Sean Wilentz: Well, there are always these tensions in American life. Tensions about ethnicity, of class, of race to be sure, that get recombined into different permutations and combinations of those forces. They evolve, they take on different shapes. But they’re there, and they’re always there. I don’t think we’ve had anybody quite like Donald Trump before, in terms of the politics of celebrity, which is what I think he’s really about. It’s not simply that he’s rich. We’ve had rich people in politics before. He’s not simply a businessman. We’ve had businessmen in politics before.
But to be able to build up this kind of demagogic celebrity, that is something that we’ve never quite seen before in quite that way. But he’s playing on very old themes. He moved up in the polls very dramatically when he started talking about Mexican immigrants and building a wall and all the rest of it, tapping into a kind of nativist frustration that’s been there in American politics for a very long time.

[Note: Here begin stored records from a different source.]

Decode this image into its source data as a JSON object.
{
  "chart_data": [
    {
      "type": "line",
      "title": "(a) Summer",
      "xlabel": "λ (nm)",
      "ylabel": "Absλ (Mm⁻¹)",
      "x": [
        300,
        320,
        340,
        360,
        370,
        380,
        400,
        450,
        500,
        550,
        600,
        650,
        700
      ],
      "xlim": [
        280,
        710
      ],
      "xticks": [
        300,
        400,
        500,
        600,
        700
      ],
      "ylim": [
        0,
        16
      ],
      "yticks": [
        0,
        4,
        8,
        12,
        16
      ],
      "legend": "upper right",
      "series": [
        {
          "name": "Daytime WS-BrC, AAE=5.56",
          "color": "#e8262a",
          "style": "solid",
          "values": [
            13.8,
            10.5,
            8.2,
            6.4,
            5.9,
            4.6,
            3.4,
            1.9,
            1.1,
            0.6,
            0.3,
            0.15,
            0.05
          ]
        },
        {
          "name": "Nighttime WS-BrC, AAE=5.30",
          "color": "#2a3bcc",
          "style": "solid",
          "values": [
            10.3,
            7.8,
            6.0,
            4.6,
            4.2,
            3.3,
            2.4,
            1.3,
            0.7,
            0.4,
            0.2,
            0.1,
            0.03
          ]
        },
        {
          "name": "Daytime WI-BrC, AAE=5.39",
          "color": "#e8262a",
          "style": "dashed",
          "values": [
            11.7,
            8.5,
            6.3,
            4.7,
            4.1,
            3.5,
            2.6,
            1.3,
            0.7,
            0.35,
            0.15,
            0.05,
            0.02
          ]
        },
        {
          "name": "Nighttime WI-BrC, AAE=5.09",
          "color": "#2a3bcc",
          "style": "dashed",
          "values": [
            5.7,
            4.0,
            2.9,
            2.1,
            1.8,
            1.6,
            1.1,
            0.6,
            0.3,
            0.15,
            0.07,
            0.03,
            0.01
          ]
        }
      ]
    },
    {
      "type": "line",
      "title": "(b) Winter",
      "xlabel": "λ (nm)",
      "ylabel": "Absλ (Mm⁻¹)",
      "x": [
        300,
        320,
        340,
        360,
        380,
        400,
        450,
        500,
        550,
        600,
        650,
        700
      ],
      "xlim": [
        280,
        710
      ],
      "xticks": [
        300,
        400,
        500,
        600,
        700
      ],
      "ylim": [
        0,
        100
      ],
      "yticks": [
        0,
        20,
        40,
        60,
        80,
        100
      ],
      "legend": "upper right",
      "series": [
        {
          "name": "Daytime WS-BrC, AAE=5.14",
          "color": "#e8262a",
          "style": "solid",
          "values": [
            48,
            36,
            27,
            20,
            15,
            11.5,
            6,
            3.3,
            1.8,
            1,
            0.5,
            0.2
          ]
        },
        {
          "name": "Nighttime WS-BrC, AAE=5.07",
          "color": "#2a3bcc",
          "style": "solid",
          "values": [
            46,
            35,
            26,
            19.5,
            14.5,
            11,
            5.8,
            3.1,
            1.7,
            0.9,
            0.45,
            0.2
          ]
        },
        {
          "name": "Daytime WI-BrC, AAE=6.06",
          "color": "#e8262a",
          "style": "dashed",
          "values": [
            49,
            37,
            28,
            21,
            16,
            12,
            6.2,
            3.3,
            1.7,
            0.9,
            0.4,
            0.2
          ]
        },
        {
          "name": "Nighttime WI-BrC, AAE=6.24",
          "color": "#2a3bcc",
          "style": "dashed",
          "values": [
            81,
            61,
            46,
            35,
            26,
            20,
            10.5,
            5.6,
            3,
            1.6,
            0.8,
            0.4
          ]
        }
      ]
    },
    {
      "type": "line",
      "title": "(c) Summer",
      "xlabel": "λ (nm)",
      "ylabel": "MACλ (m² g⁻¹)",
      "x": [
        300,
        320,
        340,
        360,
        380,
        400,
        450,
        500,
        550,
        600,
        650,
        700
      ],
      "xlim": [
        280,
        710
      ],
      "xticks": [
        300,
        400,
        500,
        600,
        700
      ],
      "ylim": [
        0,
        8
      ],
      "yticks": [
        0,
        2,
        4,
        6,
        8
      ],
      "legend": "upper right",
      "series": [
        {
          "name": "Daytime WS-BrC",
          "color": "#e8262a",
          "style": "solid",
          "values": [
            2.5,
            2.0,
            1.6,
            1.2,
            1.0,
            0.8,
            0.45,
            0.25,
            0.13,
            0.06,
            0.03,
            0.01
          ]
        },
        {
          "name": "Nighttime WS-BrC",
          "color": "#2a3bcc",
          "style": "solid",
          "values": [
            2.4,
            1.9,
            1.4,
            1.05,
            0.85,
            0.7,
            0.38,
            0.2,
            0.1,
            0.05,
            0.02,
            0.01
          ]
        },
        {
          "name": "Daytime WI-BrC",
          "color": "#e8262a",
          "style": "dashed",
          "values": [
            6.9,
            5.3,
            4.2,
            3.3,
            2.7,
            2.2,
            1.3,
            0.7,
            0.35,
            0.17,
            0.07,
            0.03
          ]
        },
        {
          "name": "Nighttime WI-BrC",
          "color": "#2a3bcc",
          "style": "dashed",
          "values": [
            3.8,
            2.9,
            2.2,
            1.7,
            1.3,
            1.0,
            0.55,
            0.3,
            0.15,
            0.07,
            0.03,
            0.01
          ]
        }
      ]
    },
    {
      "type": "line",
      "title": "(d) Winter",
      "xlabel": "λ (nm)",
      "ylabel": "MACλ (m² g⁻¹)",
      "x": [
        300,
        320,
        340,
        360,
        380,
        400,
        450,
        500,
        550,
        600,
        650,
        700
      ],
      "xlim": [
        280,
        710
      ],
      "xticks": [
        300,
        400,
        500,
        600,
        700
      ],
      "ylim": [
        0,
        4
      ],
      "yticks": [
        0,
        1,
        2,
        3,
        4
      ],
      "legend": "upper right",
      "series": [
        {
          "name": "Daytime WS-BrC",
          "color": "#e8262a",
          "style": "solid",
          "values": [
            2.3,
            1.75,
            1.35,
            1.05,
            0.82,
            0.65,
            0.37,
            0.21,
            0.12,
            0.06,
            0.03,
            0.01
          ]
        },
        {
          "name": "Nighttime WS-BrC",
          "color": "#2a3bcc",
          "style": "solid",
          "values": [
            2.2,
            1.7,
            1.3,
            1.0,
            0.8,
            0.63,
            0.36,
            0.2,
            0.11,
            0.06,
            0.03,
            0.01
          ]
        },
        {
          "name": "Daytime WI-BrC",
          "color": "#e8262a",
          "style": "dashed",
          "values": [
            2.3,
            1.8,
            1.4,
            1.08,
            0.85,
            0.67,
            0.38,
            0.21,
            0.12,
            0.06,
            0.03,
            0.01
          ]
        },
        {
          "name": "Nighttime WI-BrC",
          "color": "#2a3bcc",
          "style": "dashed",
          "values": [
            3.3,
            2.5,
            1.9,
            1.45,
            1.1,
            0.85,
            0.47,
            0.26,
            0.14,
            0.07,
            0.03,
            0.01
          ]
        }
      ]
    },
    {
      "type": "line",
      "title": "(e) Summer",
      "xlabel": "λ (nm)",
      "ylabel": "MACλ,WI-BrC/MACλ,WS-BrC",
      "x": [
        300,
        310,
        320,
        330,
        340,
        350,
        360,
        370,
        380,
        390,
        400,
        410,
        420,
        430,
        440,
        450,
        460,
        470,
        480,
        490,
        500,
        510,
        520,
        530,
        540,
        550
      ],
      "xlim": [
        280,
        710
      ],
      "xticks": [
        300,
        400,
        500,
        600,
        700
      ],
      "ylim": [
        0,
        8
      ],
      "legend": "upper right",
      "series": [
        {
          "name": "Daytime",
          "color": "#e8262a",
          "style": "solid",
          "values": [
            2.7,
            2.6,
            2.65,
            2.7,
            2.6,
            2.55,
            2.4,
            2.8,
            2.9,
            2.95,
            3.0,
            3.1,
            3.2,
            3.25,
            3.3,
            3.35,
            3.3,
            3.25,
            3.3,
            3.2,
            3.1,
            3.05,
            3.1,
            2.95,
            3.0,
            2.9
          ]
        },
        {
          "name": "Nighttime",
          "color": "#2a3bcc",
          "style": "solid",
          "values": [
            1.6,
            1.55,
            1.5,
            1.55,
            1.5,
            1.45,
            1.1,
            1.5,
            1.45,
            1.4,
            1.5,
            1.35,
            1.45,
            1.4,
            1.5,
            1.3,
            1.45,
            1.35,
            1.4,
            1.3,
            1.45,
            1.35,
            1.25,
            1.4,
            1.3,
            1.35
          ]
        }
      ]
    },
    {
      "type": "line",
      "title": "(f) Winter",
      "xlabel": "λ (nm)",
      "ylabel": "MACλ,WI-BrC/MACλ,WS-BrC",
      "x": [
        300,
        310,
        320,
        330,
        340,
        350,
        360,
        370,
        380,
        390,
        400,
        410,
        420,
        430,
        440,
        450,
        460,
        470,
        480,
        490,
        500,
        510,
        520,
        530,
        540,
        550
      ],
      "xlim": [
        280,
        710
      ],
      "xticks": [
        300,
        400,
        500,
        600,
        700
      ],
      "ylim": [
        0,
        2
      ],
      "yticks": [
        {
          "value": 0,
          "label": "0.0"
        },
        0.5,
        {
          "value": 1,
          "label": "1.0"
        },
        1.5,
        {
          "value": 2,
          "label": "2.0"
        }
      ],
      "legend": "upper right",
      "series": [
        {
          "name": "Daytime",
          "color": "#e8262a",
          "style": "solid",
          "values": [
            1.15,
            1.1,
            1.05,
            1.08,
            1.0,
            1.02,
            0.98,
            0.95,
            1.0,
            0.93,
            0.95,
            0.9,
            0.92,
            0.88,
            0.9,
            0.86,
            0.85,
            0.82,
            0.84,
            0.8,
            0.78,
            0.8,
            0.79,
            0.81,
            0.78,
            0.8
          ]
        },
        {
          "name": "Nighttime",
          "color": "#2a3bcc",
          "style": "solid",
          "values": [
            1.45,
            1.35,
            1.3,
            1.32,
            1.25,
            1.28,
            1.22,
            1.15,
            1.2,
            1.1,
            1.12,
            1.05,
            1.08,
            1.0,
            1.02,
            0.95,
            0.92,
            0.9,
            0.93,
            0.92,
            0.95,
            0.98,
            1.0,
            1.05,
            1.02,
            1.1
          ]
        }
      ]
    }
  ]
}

It’s combined with an anti-political, or anti-politician, note which always has been a part of American nativism, I should add. I mean, nativism is not only about the immigrants. It’s also about the corrupt political system that is [?] with the immigrants, that lets them in. He’s played that to a T. So in some ways, you could look at Donald Trump and look at the nativist movement of say the 1850s, and imagine not much has changed. That’s true. But the situation is different, and Trump is different, and the kinds of…you know, America’s different. So, mutatis mutandis. But the themes are still very much there.
Riemen: What is not different is that when Alexis de Tocqueville came to America and wrote his great book On Democracy in America, he wrote it for Europeans. He wrote it, as he writes in his preface, that we Europeans have to understand what’s going on in America because it will come to Europe as well. Now with these elections, you hear a lot of times, the system is broken. How democracy’s dysfunctional. What is true about that? Again, for us Europeans important to know because you know, it may come to Europe as well.
Wilentz: I don’t think that American democracy’s broken. I think American democracy’s in a crisis at the moment, a political crisis. But it’s going to be worked out one way or the other. They say there’s nothing bad with America that one good election can’t cure. Well, that’s an optimistic view; it’s also mine. You can also have a bad election.
But at the moment, 2016, I do think we’re at one of those crossroads, where… I mean, Lincoln talked about the house divided in 1858; it was about slavery. The country was going to become either one thing or the other. I think we’re at a crossroads like that now in 2016. If we go in one direction the Republican Party, which has become a very very conservative party, to say the least, will have control of every level of American government and would then retake the the Supreme Court. That would be a very different outcome than if the Democrats won. But the Democrats would then be appointing people to the Supreme Court. Would presumably have control of the Senate as well as the White House. And maybe even make gains in the House. Those are starkly different paths, given the the nature of the parties today. So we are at that moment right now but. But what we see as the dysfunction I think is just a prelude to the settlement of that crisis, one way or the other.